The following weekend gave us an opportunity to do some more sticky-beaking, as Melbourne held their annual Open House. During this event, various downtown apartments, businesses, and historic buildings are open and free for the public come and look around.
The first building was a office that featured a roof top garden for their employees. Wouldn’t you like to eat your lunch up here?
The Melbourne Athenaeum, a historic library that is still open today, featured some beautiful details. Unfortunately, the price of membership has gone up considerably.
In the same building, a movie house that has been converted into a theatre (isn’t it usually the other way around?) had a stunning ceiling.
I loved the stained glass windows and painted trim in this church.
We weren’t sure what to make of this lion, who I believe is wearing a chef hat and holding a rolling pin. Maybe he’s baking the communion bread?
In the basement of the Treasury Building, we saw where the minister of the treasury and his family lived in the 1800s. We also saw the vaults where gold was stored during the gold rush (the main event that caused the growth of Melbourne). The vaults were only used for gold for a short time though, and then they had a much less glamorous job as storage for files.

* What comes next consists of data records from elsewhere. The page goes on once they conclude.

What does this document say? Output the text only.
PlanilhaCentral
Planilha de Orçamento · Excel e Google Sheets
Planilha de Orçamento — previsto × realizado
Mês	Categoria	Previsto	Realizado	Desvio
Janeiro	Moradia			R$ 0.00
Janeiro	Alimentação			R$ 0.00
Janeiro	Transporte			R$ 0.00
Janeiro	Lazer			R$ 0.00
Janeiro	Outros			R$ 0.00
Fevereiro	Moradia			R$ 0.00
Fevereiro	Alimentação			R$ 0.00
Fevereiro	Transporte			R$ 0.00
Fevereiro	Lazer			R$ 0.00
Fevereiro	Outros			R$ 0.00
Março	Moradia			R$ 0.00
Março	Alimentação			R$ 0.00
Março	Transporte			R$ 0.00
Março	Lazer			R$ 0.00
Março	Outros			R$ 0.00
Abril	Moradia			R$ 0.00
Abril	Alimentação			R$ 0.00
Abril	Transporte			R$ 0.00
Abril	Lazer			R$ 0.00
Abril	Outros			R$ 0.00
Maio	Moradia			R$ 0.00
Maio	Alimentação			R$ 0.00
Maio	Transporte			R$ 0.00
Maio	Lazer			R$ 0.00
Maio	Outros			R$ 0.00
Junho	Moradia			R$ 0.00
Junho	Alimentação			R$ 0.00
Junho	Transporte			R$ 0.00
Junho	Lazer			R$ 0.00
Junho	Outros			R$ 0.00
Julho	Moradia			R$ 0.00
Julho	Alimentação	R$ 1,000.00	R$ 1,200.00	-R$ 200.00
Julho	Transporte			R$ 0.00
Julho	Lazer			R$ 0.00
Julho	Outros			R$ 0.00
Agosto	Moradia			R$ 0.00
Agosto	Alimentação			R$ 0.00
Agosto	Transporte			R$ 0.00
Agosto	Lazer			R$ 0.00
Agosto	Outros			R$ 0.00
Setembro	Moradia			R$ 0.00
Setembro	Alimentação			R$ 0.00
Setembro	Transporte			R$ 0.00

The last building, and my favorite, was a terrace house that was saved by the historical society and then became their offices. The building had an interesting history of wealthy residents, time as a boarding house and possible brothel, and then restoration to its former glory.
Love the tiled porches.
Beautiful terrace details
There is so much to discover in Melbourne and we didn’t have a chance to see a lot of the buildings. Too bad the buildings won’t be open for another year!